Xu Yiwei

From July 2023 to December 2024, I worked as a Research Assistant in Professor Yang Kai's group at Soochow University, focusing on the interdisciplinary fusion of AI and nanobiomaterials physics. This role allowed me to explore innovative approaches to harnessing machine learning for modeling and analyzing nanomaterial interactions, leading to novel insights in biomaterial design. Collaborating with a dynamic and forward-thinking team, I contributed to projects that bridged cutting-edge AI techniques with experimental and theoretical research, igniting a passion for solving complex scientific challenges through multidisciplinary collaboration.

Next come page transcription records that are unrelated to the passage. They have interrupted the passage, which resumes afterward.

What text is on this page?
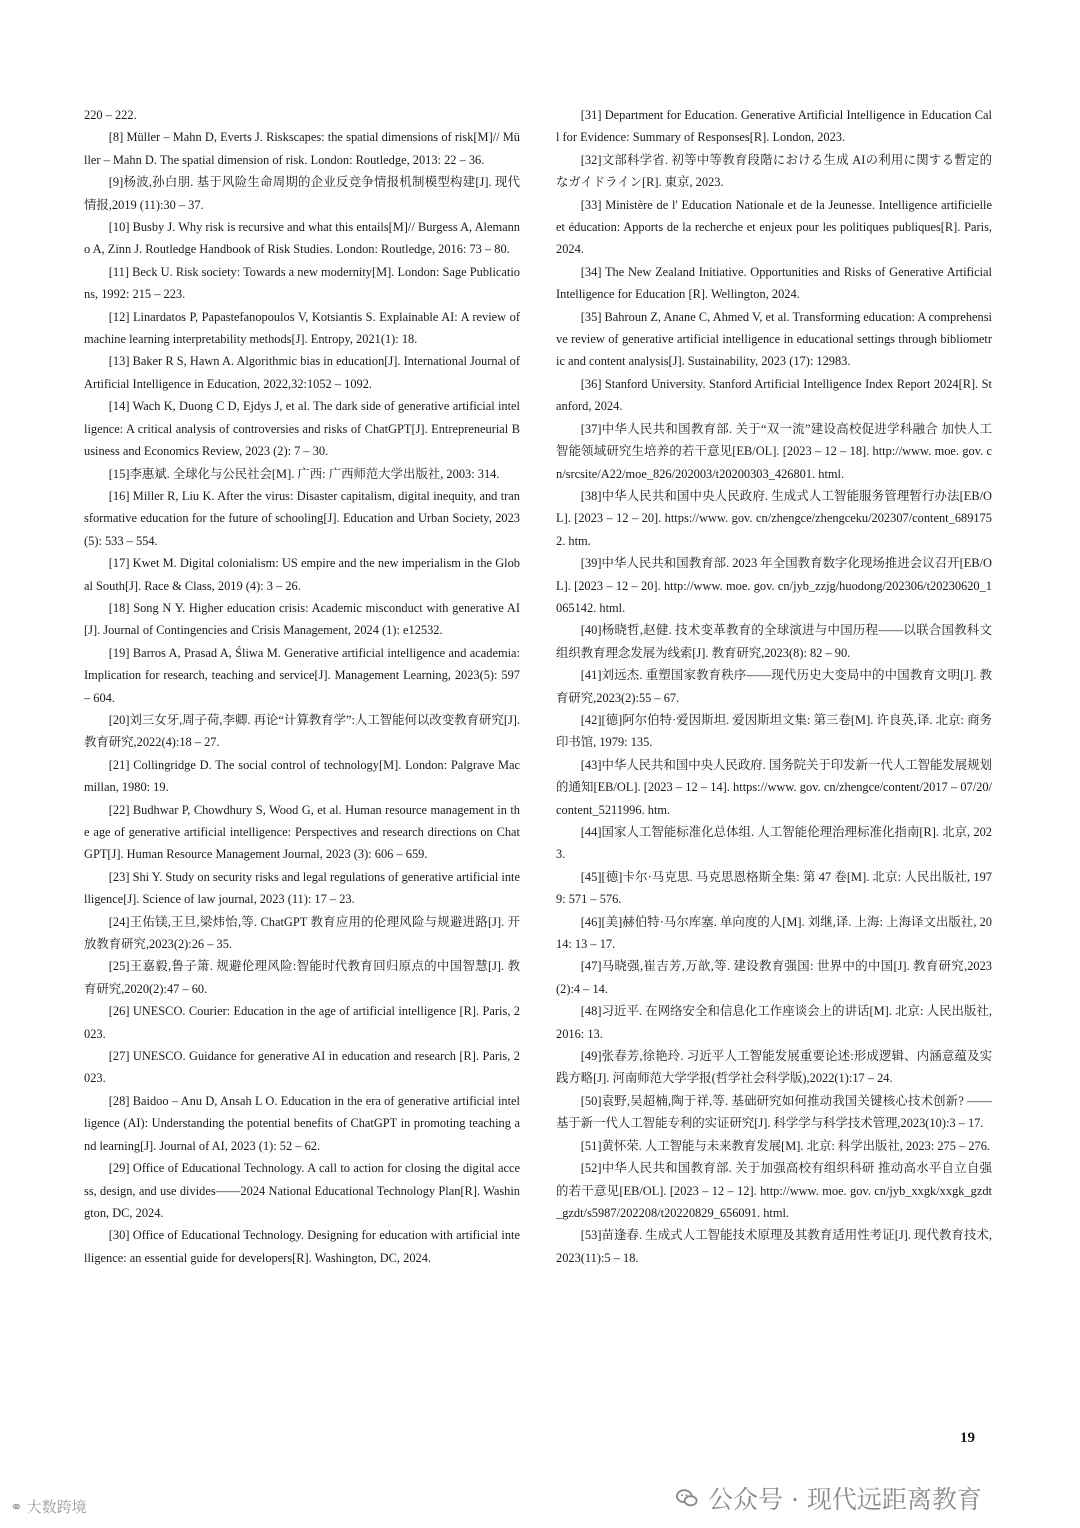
220 – 222.

[8] Müller – Mahn D, Everts J. Riskscapes: the spatial dimensions of risk[M]// Müller – Mahn D. The spatial dimension of risk. London: Routledge, 2013: 22 – 36.

[9]杨波,孙白朋. 基于风险生命周期的企业反竞争情报机制模型构建[J]. 现代情报,2019 (11):30 – 37.

[10] Busby J. Why risk is recursive and what this entails[M]// Burgess A, Alemanno A, Zinn J. Routledge Handbook of Risk Studies. London: Routledge, 2016: 73 – 80.

[11] Beck U. Risk society: Towards a new modernity[M]. London: Sage Publications, 1992: 215 – 223.

[12] Linardatos P, Papastefanopoulos V, Kotsiantis S. Explainable AI: A review of machine learning interpretability methods[J]. Entropy, 2021(1): 18.

[13] Baker R S, Hawn A. Algorithmic bias in education[J]. International Journal of Artificial Intelligence in Education, 2022,32:1052 – 1092.

[14] Wach K, Duong C D, Ejdys J, et al. The dark side of generative artificial intelligence: A critical analysis of controversies and risks of ChatGPT[J]. Entrepreneurial Business and Economics Review, 2023 (2): 7 – 30.

[15]李惠斌. 全球化与公民社会[M]. 广西: 广西师范大学出版社, 2003: 314.

[16] Miller R, Liu K. After the virus: Disaster capitalism, digital inequity, and transformative education for the future of schooling[J]. Education and Urban Society, 2023 (5): 533 – 554.

[17] Kwet M. Digital colonialism: US empire and the new imperialism in the Global South[J]. Race & Class, 2019 (4): 3 – 26.

[18] Song N Y. Higher education crisis: Academic misconduct with generative AI[J]. Journal of Contingencies and Crisis Management, 2024 (1): e12532.

[19] Barros A, Prasad A, Śliwa M. Generative artificial intelligence and academia: Implication for research, teaching and service[J]. Management Learning, 2023(5): 597 – 604.

[20]刘三女牙,周子荷,李卿. 再论“计算教育学”:人工智能何以改变教育研究[J]. 教育研究,2022(4):18 – 27.

[21] Collingridge D. The social control of technology[M]. London: Palgrave Macmillan, 1980: 19.

[22] Budhwar P, Chowdhury S, Wood G, et al. Human resource management in the age of generative artificial intelligence: Perspectives and research directions on ChatGPT[J]. Human Resource Management Journal, 2023 (3): 606 – 659.

[23] Shi Y. Study on security risks and legal regulations of generative artificial intelligence[J]. Science of law journal, 2023 (11): 17 – 23.

[24]王佑镁,王旦,梁炜怡,等. ChatGPT 教育应用的伦理风险与规避进路[J]. 开放教育研究,2023(2):26 – 35.

[25]王嘉毅,鲁子箫. 规避伦理风险:智能时代教育回归原点的中国智慧[J]. 教育研究,2020(2):47 – 60.

[26] UNESCO. Courier: Education in the age of artificial intelligence [R]. Paris, 2023.

[27] UNESCO. Guidance for generative AI in education and research [R]. Paris, 2023.

[28] Baidoo – Anu D, Ansah L O. Education in the era of generative artificial intelligence (AI): Understanding the potential benefits of ChatGPT in promoting teaching and learning[J]. Journal of AI, 2023 (1): 52 – 62.

[29] Office of Educational Technology. A call to action for closing the digital access, design, and use divides——2024 National Educational Technology Plan[R]. Washington, DC, 2024.

[30] Office of Educational Technology. Designing for education with artificial intelligence: an essential guide for developers[R]. Washington, DC, 2024.

[31] Department for Education. Generative Artificial Intelligence in Education Call for Evidence: Summary of Responses[R]. London, 2023.

[32]文部科学省. 初等中等教育段階における生成 AIの利用に関する暫定的なガイドライン[R]. 東京, 2023.

[33] Ministère de l' Education Nationale et de la Jeunesse. Intelligence artificielle et éducation: Apports de la recherche et enjeux pour les politiques publiques[R]. Paris, 2024.

[34] The New Zealand Initiative. Opportunities and Risks of Generative Artificial Intelligence for Education [R]. Wellington, 2024.

[35] Bahroun Z, Anane C, Ahmed V, et al. Transforming education: A comprehensive review of generative artificial intelligence in educational settings through bibliometric and content analysis[J]. Sustainability, 2023 (17): 12983.

[36] Stanford University. Stanford Artificial Intelligence Index Report 2024[R]. Stanford, 2024.

[37]中华人民共和国教育部. 关于“双一流”建设高校促进学科融合 加快人工智能领域研究生培养的若干意见[EB/OL]. [2023 – 12 – 18]. http://www. moe. gov. cn/srcsite/A22/moe_826/202003/t20200303_426801. html.

[38]中华人民共和国中央人民政府. 生成式人工智能服务管理暂行办法[EB/OL]. [2023 – 12 – 20]. https://www. gov. cn/zhengce/zhengceku/202307/content_6891752. htm.

[39]中华人民共和国教育部. 2023 年全国教育数字化现场推进会议召开[EB/OL]. [2023 – 12 – 20]. http://www. moe. gov. cn/jyb_zzjg/huodong/202306/t20230620_1065142. html.

[40]杨晓哲,赵健. 技术变革教育的全球演进与中国历程——以联合国教科文组织教育理念发展为线索[J]. 教育研究,2023(8): 82 – 90.

[41]刘远杰. 重塑国家教育秩序——现代历史大变局中的中国教育文明[J]. 教育研究,2023(2):55 – 67.

[42][德]阿尔伯特·爱因斯坦. 爱因斯坦文集: 第三卷[M]. 许良英,译. 北京: 商务印书馆, 1979: 135.

[43]中华人民共和国中央人民政府. 国务院关于印发新一代人工智能发展规划的通知[EB/OL]. [2023 – 12 – 14]. https://www. gov. cn/zhengce/content/2017 – 07/20/content_5211996. htm.

[44]国家人工智能标准化总体组. 人工智能伦理治理标准化指南[R]. 北京, 2023.

[45][德]卡尔·马克思. 马克思恩格斯全集: 第 47 卷[M]. 北京: 人民出版社, 1979: 571 – 576.

[46][美]赫伯特·马尔库塞. 单向度的人[M]. 刘继,译. 上海: 上海译文出版社, 2014: 13 – 17.

[47]马晓强,崔吉芳,万歆,等. 建设教育强国: 世界中的中国[J]. 教育研究,2023(2):4 – 14.

[48]习近平. 在网络安全和信息化工作座谈会上的讲话[M]. 北京: 人民出版社, 2016: 13.

[49]张春芳,徐艳玲. 习近平人工智能发展重要论述:形成逻辑、内涵意蕴及实践方略[J]. 河南师范大学学报(哲学社会科学版),2022(1):17 – 24.

[50]袁野,吴超楠,陶于祥,等. 基础研究如何推动我国关键核心技术创新? ——基于新一代人工智能专利的实证研究[J]. 科学学与科学技术管理,2023(10):3 – 17.

[51]黄怀荣. 人工智能与未来教育发展[M]. 北京: 科学出版社, 2023: 275 – 276.

[52]中华人民共和国教育部. 关于加强高校有组织科研 推动高水平自立自强的若干意见[EB/OL]. [2023 – 12 – 12]. http://www. moe. gov. cn/jyb_xxgk/xxgk_gzdt_gzdt/s5987/202208/t20220829_656091. html.

[53]苗逢春. 生成式人工智能技术原理及其教育适用性考证[J]. 现代教育技术,2023(11):5 – 18.

19
⚭ 大数跨境	公众号 · 现代远距离教育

In this project, I applied machine learning techniques to simultaneously enhance the antimicrobial efficacy and reduce the toxicity of antimicrobial peptides. This research deepened my understanding of how machine learning can be used to optimize molecular design, offering a promising approach to develop safer and more effective therapeutic peptides.

In this project, we explored how machine learning models could be used to reverse engineer the self-assembly process of nanostructures. By combining AI technology with self-assembly theory from physical chemistry, this groundbreaking study aimed to understand the driving forces and regulatory mechanisms of self-assembly at the microscopic level, opening new possibilities for nanomaterial design.

This project focused on developing a medical diagnostic system for systemic lupus erythematosus (SLE) based on graph neural networks. The system aims to improve diagnostic efficiency and accuracy by using multimodal data inputs and graph neural network-based multimodal analysis. It provides doctors with precise diagnostic insights, facilitating better disease identification and treatment strategies.